Jika jawabannya iya, coba renungkan kembali pernyataan-pernyatan diatas. Contoh
lain dari trikotomi kendali adalah ketika kita melihat seseorang yang tampaknya
tidak memiliki bakat yang baik namun karena ia berada di tempat yang mendukung
dia untuk menjadi yang terbaik, ia bisa menjadi seorang yang berprestasi. Melihat
fenomena ini, sudah saatnya kita menilai orang berdasarkan kualitas pribadinya,
bukan dengan kesuksesannya. Kesuksesan seseorang tidak menjamin bahwa orang
tersebut merupakan pribadi yang berkualitas.
Terlepas
dari perkataan banyak orang bahwa kita bisa merubah nasib kita seutuhnya, kita
tetap harus menyadari bahwa kita sebagai manusia hanya bisa berusaha. Bahkan kisah-kisah
manis seperti seorang underdog yang
tidak disukai berhasil sukses menjadi top
dog yang disukai kerap mewarnai tema novel ataupun lirik dari sebuah lagu. Namun
dalam kenyataannya tidak semua bisa seperti itu. Kisah-kisah motivasi dan lagu
yang berisikan motivasi hanya bisa membuat kita berjuang lebih keras. Perjuangan
belum tentu berujung kesuksesan, bisa saja orang tidak menghargai usaha kita,
sekeras apapun kita berjuang.
Orang-orang
yang direndahkan di lingkungan sosialnya cenderung didorong untuk membuktikan
kepada orang-orang yang merendahkan mereka dengan prestasi. Hal ini disebabkan
karena masih banyak orang yang mengasosiasikan bakat dan kelebihan-kelebihan
seseorang dengan prestasi yang ia raih, padahal sudah jelas bakat tidak selalu
menjamin bahwa seseorang akan sukses. Mengenai hal ini, kita harus menyadari
bahwa sebenarnya kesuksesan tidak sepenuhnya berada di dalam kendali kita.

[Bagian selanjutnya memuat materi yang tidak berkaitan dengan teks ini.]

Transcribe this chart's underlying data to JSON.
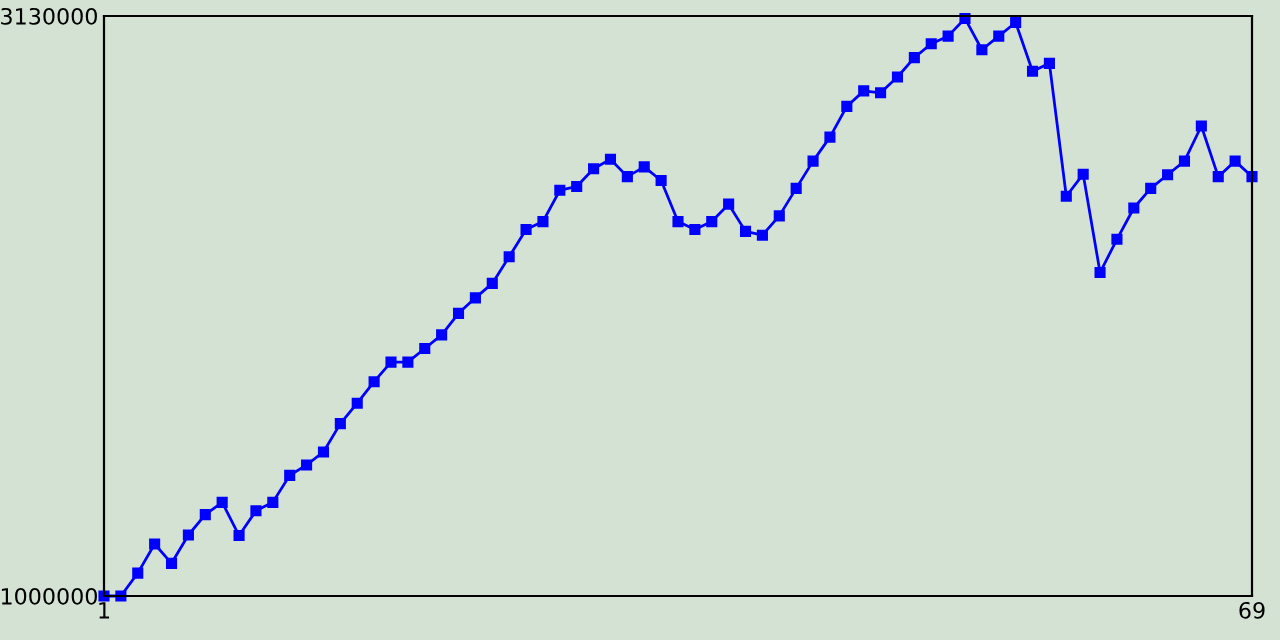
{
  "chart_data": {
    "type": "line",
    "x": [
      1,
      2,
      3,
      4,
      5,
      6,
      7,
      8,
      9,
      10,
      11,
      12,
      13,
      14,
      15,
      16,
      17,
      18,
      19,
      20,
      21,
      22,
      23,
      24,
      25,
      26,
      27,
      28,
      29,
      30,
      31,
      32,
      33,
      34,
      35,
      36,
      37,
      38,
      39,
      40,
      41,
      42,
      43,
      44,
      45,
      46,
      47,
      48,
      49,
      50,
      51,
      52,
      53,
      54,
      55,
      56,
      57,
      58,
      59,
      60,
      61,
      62,
      63,
      64,
      65,
      66,
      67,
      68,
      69
    ],
    "series": [
      {
        "color": "#0000ff",
        "values": [
          1000000,
          1000000,
          1084000,
          1191000,
          1120000,
          1224000,
          1299000,
          1344000,
          1222000,
          1313000,
          1344000,
          1443000,
          1481000,
          1529000,
          1633000,
          1708000,
          1787000,
          1859000,
          1859000,
          1909000,
          1959000,
          2038000,
          2095000,
          2148000,
          2246000,
          2346000,
          2375000,
          2490000,
          2504000,
          2569000,
          2604000,
          2540000,
          2576000,
          2526000,
          2375000,
          2346000,
          2375000,
          2439000,
          2339000,
          2325000,
          2396000,
          2497000,
          2597000,
          2685000,
          2798000,
          2855000,
          2848000,
          2906000,
          2977000,
          3028000,
          3056000,
          3121000,
          3006000,
          3056000,
          3106000,
          2927000,
          2956000,
          2468000,
          2549000,
          2188000,
          2310000,
          2425000,
          2497000,
          2547000,
          2597000,
          2726000,
          2540000,
          2597000,
          2540000
        ]
      }
    ],
    "xlim": [
      1,
      69
    ],
    "xticks": [
      1,
      69
    ],
    "ylim": [
      1000000,
      3130000
    ],
    "yticks": [
      1000000,
      3130000
    ],
    "marker": "square",
    "line_style": "solid",
    "grid": false,
    "legend": false
  }
}
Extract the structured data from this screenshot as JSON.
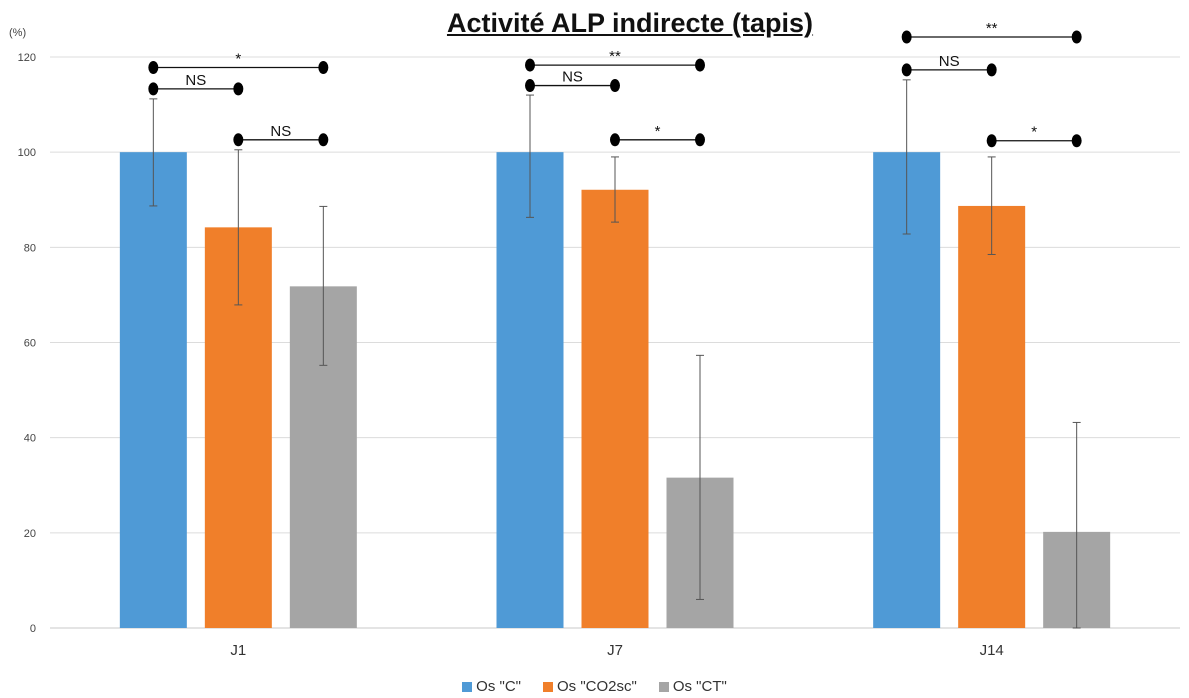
{
  "chart_data": {
    "type": "bar",
    "title": "Activité ALP indirecte (tapis)",
    "ylabel": "(%)",
    "xlabel": "",
    "ylim": [
      0,
      120
    ],
    "yticks": [
      0,
      20,
      40,
      60,
      80,
      100,
      120
    ],
    "grid": true,
    "legend_position": "bottom",
    "categories": [
      "J1",
      "J7",
      "J14"
    ],
    "series": [
      {
        "name": "Os \"C\"",
        "color": "#4f9ad6",
        "values": [
          100,
          100,
          100
        ],
        "error": [
          [
            88.7,
            111.2
          ],
          [
            86.3,
            112.0
          ],
          [
            82.8,
            115.2
          ]
        ]
      },
      {
        "name": "Os \"CO2sc\"",
        "color": "#f07f2a",
        "values": [
          84.2,
          92.1,
          88.7
        ],
        "error": [
          [
            67.9,
            100.5
          ],
          [
            85.3,
            99.0
          ],
          [
            78.5,
            99.0
          ]
        ]
      },
      {
        "name": "Os \"CT\"",
        "color": "#a5a5a5",
        "values": [
          71.8,
          31.6,
          20.2
        ],
        "error": [
          [
            55.2,
            88.6
          ],
          [
            6.0,
            57.3
          ],
          [
            0,
            43.2
          ]
        ]
      }
    ],
    "annotations": [
      {
        "category": 0,
        "from": 0,
        "to": 1,
        "label": "NS",
        "y": 113.3
      },
      {
        "category": 0,
        "from": 0,
        "to": 2,
        "label": "*",
        "y": 117.8
      },
      {
        "category": 0,
        "from": 1,
        "to": 2,
        "label": "NS",
        "y": 102.6
      },
      {
        "category": 1,
        "from": 0,
        "to": 1,
        "label": "NS",
        "y": 114.0
      },
      {
        "category": 1,
        "from": 0,
        "to": 2,
        "label": "**",
        "y": 118.3
      },
      {
        "category": 1,
        "from": 1,
        "to": 2,
        "label": "*",
        "y": 102.6
      },
      {
        "category": 2,
        "from": 0,
        "to": 1,
        "label": "NS",
        "y": 117.3
      },
      {
        "category": 2,
        "from": 0,
        "to": 2,
        "label": "**",
        "y": 124.2
      },
      {
        "category": 2,
        "from": 1,
        "to": 2,
        "label": "*",
        "y": 102.4
      }
    ]
  }
}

Kesuksesan sesungguhnya merupakan trikotomi kendali yang melibatkan
keberuntungan dan usaha. Jika kita telah berusaha sekuat tenaga untuk meraih
kesuksesan tetapi ia tak kunjung datang, jangan bersedih. Disini perlu diakui
bahwa seringkali kesuksesan membutuhkan lebih banyak faktor di luar kendali
kita dibandingkan dengan faktor yang ada di dalam kendali kita. Yang perlu kita
lakukan adalah menaruh fokus pada hal-hal yang berada di bawah kendali kita
seperti pendirian kita yang baik, ketekunan kita, bakat kita dan hal-hal lain
yang bisa kita kendalikan. Jika anda adalah seorang yang sudah berjuang dan
berkali-kali gagal, jangan bersedih. Tugas anda adalah tetap berjuang dan
tunjukkan bahwa anda merupakan seorang yang gigih dan berkepribadian baik.
Coba kita pikir kembali, apakah adil jika kita
menilai seseorang dari kesuksesan atau prestasinya?